1) In terms of the bond market, it is expected that the first interest rate cut will be affected by economic data and maintain a volatile trend. After the first interest rate cut, both the long and short end interest rates will decline, and the decline in the 2Y US bond interest rate is greater than that of the 10Y US bond. If Powell "walks and watches" and maintains interest rates unchanged during the first interest rate cut meeting, the US Treasury bond rate may remain volatile or slightly rebound until another interest rate cut, and the US Treasury bond rate may fall again.
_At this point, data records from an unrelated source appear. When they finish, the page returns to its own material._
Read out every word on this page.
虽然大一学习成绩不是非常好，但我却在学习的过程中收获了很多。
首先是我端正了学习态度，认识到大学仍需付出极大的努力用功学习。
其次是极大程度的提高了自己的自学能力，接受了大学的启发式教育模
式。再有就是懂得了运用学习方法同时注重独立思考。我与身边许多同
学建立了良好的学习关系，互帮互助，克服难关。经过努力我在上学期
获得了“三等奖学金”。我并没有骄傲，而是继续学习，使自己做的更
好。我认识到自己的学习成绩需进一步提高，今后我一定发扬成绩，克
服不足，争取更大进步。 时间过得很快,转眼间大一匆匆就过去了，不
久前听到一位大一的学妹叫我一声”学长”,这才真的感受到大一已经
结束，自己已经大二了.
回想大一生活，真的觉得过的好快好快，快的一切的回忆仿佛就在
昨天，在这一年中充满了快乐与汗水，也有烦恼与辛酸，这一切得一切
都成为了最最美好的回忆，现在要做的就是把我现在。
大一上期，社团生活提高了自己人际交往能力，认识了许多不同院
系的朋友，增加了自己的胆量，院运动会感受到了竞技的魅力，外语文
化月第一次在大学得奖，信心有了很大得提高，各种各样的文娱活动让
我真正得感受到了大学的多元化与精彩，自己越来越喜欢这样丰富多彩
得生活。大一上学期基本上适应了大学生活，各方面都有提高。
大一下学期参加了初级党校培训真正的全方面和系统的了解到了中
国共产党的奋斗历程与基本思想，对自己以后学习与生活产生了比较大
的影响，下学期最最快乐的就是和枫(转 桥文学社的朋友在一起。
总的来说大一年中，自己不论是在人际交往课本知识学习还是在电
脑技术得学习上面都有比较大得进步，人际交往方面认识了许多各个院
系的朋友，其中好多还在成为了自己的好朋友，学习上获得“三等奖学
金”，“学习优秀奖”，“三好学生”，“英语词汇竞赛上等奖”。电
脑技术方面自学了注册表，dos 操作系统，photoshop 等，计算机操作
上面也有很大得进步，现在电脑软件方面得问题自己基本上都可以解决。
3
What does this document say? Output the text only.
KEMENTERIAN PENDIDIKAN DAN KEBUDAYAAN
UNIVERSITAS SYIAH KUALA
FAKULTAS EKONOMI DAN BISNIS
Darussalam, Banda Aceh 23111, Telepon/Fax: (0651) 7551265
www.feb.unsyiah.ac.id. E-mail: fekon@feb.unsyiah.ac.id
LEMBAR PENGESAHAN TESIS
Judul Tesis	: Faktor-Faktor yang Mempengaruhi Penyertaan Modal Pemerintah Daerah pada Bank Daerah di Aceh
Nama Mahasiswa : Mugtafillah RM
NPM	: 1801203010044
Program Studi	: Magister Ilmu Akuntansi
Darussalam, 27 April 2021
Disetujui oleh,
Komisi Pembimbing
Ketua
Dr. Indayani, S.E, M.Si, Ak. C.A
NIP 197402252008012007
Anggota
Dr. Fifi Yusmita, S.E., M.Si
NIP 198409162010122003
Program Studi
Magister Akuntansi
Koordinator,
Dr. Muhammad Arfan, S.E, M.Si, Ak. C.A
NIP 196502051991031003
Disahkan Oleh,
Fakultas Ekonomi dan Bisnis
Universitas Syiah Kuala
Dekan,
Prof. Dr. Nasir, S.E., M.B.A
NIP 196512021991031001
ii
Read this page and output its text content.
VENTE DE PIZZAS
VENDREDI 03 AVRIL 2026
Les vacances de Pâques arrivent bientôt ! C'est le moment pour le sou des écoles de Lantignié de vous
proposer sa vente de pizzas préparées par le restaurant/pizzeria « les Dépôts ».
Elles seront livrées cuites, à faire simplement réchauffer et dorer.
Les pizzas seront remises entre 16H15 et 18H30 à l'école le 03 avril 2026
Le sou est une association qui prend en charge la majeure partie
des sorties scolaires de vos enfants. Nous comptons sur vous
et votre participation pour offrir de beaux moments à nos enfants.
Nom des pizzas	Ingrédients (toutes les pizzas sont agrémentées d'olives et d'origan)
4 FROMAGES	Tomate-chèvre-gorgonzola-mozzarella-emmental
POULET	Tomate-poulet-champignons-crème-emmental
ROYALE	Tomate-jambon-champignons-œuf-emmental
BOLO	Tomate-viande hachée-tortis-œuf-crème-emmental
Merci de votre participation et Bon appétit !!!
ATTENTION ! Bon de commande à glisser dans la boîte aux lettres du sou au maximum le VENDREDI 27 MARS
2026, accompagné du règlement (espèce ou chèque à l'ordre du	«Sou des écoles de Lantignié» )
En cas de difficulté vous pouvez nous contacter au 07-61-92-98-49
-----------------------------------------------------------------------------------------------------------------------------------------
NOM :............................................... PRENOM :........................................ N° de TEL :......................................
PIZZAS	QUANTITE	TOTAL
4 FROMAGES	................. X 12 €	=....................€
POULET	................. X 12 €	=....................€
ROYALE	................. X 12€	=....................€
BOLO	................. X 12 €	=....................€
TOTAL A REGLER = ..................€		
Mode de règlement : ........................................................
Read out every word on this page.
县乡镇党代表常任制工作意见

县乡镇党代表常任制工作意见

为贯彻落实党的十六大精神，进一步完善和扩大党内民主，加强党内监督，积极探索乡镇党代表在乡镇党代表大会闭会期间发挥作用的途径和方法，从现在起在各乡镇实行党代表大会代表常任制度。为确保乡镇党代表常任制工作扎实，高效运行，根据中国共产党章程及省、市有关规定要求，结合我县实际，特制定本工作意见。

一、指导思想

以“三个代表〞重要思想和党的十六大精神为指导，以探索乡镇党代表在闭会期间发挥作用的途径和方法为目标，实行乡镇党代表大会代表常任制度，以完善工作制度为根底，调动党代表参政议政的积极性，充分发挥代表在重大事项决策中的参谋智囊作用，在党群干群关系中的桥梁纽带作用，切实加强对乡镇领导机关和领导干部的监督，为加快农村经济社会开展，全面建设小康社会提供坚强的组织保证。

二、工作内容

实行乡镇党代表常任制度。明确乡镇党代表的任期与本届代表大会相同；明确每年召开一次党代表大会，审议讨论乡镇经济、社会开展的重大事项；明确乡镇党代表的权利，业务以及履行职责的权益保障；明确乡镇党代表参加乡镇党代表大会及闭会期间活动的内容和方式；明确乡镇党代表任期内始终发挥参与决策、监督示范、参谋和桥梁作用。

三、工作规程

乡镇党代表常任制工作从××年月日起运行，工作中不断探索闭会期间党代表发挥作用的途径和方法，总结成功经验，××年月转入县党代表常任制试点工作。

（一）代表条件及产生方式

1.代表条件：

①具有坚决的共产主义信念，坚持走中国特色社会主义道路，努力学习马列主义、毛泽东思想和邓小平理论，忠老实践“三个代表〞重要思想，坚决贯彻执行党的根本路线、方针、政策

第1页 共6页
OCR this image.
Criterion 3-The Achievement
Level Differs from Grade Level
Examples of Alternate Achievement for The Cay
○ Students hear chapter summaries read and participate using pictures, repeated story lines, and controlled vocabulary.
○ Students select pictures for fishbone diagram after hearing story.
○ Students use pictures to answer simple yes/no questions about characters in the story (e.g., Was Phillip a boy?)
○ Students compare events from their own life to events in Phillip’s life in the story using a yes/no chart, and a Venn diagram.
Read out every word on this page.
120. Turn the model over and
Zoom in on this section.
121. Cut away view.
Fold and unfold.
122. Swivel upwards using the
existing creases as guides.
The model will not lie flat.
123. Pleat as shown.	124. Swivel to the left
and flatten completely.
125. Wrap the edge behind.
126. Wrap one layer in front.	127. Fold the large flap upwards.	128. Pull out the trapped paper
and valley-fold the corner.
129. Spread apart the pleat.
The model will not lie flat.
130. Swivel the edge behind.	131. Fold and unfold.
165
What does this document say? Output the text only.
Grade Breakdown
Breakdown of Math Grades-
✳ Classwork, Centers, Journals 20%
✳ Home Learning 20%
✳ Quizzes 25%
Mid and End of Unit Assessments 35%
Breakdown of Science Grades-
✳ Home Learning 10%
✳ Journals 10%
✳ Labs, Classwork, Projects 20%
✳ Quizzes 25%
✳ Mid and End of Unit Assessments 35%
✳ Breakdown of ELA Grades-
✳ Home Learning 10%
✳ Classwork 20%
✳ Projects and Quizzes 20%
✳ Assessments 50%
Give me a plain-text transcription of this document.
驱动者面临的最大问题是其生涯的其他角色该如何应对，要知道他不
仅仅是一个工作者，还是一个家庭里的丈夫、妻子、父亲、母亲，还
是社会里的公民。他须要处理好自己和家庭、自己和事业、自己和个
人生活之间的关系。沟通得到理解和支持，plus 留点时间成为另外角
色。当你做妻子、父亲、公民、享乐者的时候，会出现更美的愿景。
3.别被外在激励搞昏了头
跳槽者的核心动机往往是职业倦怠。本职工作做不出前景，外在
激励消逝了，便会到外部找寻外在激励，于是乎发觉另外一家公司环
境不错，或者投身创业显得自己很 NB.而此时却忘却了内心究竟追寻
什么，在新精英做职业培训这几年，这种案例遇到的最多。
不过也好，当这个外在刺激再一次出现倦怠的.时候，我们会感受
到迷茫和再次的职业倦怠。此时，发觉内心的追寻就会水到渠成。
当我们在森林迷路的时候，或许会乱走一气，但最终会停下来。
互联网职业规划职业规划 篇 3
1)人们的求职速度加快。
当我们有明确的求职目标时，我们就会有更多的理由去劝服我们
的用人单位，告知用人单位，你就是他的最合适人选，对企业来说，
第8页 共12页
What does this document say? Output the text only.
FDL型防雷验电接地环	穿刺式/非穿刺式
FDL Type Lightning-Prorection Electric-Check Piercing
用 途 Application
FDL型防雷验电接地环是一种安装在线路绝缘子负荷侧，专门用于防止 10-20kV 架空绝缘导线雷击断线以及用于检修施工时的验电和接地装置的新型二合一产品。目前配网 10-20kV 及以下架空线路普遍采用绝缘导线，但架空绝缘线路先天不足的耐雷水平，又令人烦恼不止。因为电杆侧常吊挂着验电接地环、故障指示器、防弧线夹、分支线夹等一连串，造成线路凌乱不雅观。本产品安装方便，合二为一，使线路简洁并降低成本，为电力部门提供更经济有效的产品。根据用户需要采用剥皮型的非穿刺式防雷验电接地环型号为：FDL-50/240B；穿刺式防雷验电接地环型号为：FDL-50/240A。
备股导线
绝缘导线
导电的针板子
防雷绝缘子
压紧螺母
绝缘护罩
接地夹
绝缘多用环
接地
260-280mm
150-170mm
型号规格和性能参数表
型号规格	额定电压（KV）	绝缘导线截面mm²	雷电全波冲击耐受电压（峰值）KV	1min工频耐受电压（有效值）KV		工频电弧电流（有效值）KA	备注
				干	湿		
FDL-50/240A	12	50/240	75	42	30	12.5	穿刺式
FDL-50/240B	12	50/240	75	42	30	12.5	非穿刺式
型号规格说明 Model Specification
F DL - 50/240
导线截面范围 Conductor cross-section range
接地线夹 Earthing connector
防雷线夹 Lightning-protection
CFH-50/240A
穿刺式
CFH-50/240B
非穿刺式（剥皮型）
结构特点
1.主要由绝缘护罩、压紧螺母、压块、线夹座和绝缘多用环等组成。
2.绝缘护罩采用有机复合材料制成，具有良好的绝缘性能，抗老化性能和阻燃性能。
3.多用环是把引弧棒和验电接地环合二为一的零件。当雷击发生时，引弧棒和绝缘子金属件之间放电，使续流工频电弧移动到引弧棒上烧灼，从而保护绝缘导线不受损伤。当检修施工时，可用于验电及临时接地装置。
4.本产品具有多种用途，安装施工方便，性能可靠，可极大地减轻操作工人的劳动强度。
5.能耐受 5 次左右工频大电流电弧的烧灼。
2) In the foreign exchange market, the current economic growth momentum of the United States is better than that of the UK, Eurozone, and Japan, but overall it is still in a weak trend. Before the first interest rate cut, the US dollar may maintain a volatile and weak trend. After the first interest rate cut, it is expected that the US dollar will weaken and non US currencies will strengthen in the short term. However, after both European and American central banks cut interest rates, the US economy may recover stronger than Europe, and the US dollar tends to strengthen in the third quarter of the election year, and the US dollar index may start to rise again.
3) In terms of the stock market, before the first interest rate cut, the mild cooling of the US economy combined with the AI wave supported the molecular end of the US stock market. However, the overall tight liquidity may be difficult to support further expansion of valuations, and the US stock market may experience overall volatility. After the first interest rate cut, it is expected that global stock markets will rise in the short term. If interest rates remain unchanged in subsequent interest rate meetings and the US economy remains resilient, the US stock market may experience a slight upward trend. Benefiting from the shift towards loose liquidity, the growth style of global equity assets may perform well after interest rate cuts.
4) In terms of commodities, the decline in real interest rates before and after the interest rate cut may continue to benefit gold. If the global economy recovers in the second half of the year, oil and copper prices may rise driven by demand, and gold performance may be relatively weak.
Risk factors:
US inflation falls or rebounds beyond expectations; The Federal Reserve has expanded its interest rate cuts beyond expectations; The US job market has significantly cooled beyond expectations.